Traditionally, midterm elections tend to be a tough slog for the party that controls the White House. Every time there’s a wave election, good public servants unfortunately get washed out with the partisan tide. Had the 2016 presidential election gone differently, Republicans statewide would likely be cruising to election victories. Instead, the only public poll of the Supreme Court race gives the Democratic candidate, Anita Earls, a double-digit lead.

Eventually, the shoe will be on the other foot, of course, but the idea that the results of a presidential election are likely to substantially influence which judges sit on North Carolina’s courts is troubling.

Second, the choice to cancel primaries opened the door to electoral chicanery. Up until the final day of filing, Earls was the only candidate challenging the incumbent Republican, Barbara Jackson. But in an entirely unexpected twist, Chris Anglin, a Republican who was until recently a Democrat, joined the race just before the deadline, splitting the vote in a way legislators apparently did not anticipate. (Keeping with form, lawmakers unsuccessfully tried to change the ground rules for the election after the filing period ended.)

Anglin’s claims to be a principled “constitutional conservative” are unconvincing, but it hardly matters either way—although he makes an entirely valid point about how legislators have made a hash of this election, he’s not remotely qualified for a seat on the Supreme Court given his lack of relevant experience.

The good news, such as it is, is that for this election at least, things will be fine. The two leading candidates for the Supreme Court seat, Jackson and Earls, are both brilliant attorneys and eminently qualified to sit on North Carolina’s highest court. While they have different legal perspectives in some ways, either one would be a fine choice.
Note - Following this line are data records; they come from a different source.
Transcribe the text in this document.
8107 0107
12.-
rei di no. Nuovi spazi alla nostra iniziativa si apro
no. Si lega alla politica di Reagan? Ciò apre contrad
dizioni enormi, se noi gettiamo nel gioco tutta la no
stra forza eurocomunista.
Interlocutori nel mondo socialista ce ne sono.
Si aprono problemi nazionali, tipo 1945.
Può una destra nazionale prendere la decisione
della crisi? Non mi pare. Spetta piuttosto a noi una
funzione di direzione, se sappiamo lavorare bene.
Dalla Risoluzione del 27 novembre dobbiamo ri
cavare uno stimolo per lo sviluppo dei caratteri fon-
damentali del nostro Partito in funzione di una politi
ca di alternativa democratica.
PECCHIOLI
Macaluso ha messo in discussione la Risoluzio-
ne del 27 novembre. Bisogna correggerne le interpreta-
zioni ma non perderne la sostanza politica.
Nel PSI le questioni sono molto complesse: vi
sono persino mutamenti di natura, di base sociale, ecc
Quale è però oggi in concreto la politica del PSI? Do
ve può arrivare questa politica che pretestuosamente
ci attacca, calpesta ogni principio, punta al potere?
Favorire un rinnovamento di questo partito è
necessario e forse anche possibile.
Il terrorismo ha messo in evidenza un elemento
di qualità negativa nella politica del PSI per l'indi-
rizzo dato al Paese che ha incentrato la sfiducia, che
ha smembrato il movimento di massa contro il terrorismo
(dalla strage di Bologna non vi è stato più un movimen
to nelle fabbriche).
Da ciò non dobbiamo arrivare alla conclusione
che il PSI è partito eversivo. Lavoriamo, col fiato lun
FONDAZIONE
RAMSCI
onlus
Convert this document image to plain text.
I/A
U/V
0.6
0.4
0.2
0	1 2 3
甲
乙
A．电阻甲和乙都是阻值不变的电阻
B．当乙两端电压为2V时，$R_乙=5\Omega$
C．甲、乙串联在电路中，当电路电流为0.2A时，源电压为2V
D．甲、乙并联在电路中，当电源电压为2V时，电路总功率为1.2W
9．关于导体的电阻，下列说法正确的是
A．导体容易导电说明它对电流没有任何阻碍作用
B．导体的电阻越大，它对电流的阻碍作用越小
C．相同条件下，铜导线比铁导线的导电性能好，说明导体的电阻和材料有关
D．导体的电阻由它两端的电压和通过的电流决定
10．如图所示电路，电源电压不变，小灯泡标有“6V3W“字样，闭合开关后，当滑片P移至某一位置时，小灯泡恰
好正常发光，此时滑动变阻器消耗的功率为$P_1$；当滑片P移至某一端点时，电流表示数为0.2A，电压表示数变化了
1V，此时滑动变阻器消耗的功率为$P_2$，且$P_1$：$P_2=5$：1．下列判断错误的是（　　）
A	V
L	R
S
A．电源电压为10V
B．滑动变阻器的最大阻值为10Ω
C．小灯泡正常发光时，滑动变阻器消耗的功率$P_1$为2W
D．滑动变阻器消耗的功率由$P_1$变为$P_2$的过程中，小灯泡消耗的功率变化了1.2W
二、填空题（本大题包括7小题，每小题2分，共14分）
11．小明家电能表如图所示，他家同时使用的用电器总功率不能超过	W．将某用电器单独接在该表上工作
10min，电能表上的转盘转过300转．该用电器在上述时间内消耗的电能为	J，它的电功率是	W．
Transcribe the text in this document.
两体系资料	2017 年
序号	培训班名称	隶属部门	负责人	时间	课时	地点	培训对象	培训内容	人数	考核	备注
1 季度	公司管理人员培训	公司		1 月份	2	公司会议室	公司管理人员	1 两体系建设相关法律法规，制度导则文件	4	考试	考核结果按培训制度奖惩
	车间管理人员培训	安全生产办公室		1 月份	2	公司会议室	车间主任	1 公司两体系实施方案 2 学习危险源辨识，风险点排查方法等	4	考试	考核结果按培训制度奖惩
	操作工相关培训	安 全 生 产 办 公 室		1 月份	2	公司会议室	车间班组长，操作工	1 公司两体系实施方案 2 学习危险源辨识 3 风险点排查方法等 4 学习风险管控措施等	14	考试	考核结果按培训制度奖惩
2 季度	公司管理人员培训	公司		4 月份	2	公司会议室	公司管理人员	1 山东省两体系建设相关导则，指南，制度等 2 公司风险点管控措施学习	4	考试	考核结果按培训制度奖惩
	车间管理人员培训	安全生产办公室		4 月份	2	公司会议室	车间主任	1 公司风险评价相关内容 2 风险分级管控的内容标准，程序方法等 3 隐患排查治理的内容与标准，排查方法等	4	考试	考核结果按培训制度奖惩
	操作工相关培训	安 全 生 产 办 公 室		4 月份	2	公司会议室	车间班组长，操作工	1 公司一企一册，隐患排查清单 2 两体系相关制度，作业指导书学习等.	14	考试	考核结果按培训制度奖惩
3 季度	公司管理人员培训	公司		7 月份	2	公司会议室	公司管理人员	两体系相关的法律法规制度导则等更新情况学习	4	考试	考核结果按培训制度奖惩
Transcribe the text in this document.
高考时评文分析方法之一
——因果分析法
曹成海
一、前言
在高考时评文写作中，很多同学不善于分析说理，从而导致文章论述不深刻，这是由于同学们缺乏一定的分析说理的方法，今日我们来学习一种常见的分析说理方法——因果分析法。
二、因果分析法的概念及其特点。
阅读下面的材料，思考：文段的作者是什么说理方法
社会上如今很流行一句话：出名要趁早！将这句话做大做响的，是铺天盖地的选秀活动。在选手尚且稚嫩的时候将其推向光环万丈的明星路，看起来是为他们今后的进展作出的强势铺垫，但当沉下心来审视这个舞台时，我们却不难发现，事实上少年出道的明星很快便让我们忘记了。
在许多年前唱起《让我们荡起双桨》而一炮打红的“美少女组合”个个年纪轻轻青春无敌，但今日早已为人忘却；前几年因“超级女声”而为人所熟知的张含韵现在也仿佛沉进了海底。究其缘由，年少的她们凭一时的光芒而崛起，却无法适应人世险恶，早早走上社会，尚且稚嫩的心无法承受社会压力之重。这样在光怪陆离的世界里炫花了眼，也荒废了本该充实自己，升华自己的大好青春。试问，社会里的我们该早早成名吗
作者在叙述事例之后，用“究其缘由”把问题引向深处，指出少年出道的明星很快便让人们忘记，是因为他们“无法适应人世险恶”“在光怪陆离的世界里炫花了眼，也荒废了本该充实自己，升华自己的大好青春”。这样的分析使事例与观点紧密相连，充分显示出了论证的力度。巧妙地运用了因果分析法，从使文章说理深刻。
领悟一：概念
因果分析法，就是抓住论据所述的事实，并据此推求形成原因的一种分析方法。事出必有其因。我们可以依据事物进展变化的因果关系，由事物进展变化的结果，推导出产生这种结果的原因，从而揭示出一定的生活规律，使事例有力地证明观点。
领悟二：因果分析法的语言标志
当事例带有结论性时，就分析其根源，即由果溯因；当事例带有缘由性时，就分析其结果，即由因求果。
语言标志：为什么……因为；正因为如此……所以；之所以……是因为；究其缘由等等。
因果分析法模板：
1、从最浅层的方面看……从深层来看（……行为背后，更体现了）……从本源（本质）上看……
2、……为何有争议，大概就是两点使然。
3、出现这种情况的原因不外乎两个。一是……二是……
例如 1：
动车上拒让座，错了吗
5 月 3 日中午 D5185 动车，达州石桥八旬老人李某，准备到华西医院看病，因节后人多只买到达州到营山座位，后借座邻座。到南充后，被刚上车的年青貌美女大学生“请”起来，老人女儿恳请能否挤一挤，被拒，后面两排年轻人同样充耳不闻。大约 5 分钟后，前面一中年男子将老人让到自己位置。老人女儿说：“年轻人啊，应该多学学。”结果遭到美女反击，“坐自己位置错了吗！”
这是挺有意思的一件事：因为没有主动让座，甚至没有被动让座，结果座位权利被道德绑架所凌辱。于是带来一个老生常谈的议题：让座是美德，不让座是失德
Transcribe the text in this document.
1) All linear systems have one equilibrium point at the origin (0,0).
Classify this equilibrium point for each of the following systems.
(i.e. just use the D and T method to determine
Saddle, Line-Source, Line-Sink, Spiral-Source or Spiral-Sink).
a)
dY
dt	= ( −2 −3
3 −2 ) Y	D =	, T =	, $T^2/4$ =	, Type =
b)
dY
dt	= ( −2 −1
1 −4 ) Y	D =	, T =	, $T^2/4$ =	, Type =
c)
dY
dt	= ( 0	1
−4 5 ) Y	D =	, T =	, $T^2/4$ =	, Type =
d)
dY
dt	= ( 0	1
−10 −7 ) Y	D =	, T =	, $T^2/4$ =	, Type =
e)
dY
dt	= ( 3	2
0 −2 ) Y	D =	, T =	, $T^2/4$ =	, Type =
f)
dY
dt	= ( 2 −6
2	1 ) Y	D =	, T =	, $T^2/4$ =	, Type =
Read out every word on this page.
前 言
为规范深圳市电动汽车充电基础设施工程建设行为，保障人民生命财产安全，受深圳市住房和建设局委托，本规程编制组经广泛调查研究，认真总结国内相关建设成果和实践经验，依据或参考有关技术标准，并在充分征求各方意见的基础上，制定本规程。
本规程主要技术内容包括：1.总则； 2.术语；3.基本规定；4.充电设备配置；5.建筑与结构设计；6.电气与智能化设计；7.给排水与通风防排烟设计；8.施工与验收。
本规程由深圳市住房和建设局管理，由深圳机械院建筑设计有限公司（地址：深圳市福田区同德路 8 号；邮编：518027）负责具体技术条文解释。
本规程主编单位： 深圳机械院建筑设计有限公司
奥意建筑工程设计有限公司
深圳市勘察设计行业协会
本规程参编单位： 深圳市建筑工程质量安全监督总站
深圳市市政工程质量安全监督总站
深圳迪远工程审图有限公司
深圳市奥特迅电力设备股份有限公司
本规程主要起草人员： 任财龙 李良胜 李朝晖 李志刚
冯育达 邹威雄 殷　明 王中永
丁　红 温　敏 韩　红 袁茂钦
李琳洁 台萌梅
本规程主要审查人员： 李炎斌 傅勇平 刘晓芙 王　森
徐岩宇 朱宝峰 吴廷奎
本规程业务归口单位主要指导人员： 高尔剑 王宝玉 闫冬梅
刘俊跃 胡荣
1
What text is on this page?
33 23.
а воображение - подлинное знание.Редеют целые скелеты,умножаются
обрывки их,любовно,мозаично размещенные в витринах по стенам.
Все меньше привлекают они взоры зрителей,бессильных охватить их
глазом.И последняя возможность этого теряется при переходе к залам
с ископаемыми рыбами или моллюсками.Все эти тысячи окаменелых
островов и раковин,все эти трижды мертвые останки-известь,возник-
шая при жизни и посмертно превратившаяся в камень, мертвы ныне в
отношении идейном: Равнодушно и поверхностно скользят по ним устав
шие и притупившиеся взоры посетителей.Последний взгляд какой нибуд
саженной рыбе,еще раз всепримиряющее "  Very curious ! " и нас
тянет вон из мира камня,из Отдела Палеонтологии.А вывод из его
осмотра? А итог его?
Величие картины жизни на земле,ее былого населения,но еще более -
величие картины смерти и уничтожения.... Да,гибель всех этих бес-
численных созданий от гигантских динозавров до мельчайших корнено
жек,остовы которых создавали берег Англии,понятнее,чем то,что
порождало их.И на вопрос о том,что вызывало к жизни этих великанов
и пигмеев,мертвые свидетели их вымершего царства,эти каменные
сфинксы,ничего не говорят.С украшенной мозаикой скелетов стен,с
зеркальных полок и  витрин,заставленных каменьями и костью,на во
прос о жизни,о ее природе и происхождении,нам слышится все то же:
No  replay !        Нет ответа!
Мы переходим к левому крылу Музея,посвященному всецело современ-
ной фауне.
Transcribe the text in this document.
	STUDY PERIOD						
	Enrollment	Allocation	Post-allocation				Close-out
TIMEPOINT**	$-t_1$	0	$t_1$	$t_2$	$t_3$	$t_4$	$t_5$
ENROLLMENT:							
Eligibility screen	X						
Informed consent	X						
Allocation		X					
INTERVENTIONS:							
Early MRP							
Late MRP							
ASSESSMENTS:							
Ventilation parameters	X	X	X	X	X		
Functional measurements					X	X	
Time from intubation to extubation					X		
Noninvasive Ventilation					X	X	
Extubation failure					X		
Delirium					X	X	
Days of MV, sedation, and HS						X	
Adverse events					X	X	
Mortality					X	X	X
But they, no less than the voters, deserve the fair contest that they would have gotten had legislators not fiddled with rules. And there’s no reason to assume that the electorate will always be so fortunate in the future—the story about Judge Stray is funny until you realize that it wasn’t very much of an exaggeration.

Perhaps the most frustrating aspect of all is that legislators stand to gain less than they apparently expect through all these changes to the laws. As Lawyers Weekly has written about repeatedly, the large majority of state Supreme Court decisions are unanimous. A 4-3 decision is very rare, and 4-3 decisions that split along partisan lines are rarer still. And most cases that come before the court have no particular partisan implications anyway.

Under the North Carolina Constitution judges are elected, and that is unlikely to ever change. But the best way, by far, to hold those elections would be to have nonpartisan, publicly financed elections with a top-two primary—exactly the rules that were in place before legislators began tinkering with the rules in ways that appear calculated to extract partisan advantage. North Carolina should return to nonpartisan, publicly financed judicial elections, and leave them that way for good.

Don’t forget the amendments

And, finally, on the topic of constitutional amendments, the legislature has proposed six this year, of which one would directly affect the judiciary. In a blatantly partisan power grab, the amendment would strip the governor of the power to fill judicial vacancies, and create a convoluted system in which the real power would rest with the legislature.

No state in the country uses a system like the one proposed. It is poorly thought out, and the supporting legislation needed to implement it hasn’t even been written. It would lead to judicial positions remaining vacant for months. And no one has identified any problems with the existing system except that the current legislature does not like the current governor and would prefer he have less power. (Again, the idea that the shoe could be on the other foot someday seems to have been forgotten.) There is no good reason to approve it.

For those reasons, Lawyers Weekly encourages everyone voting this year to vote “Against” on the judicial vacancy constitutional amendment.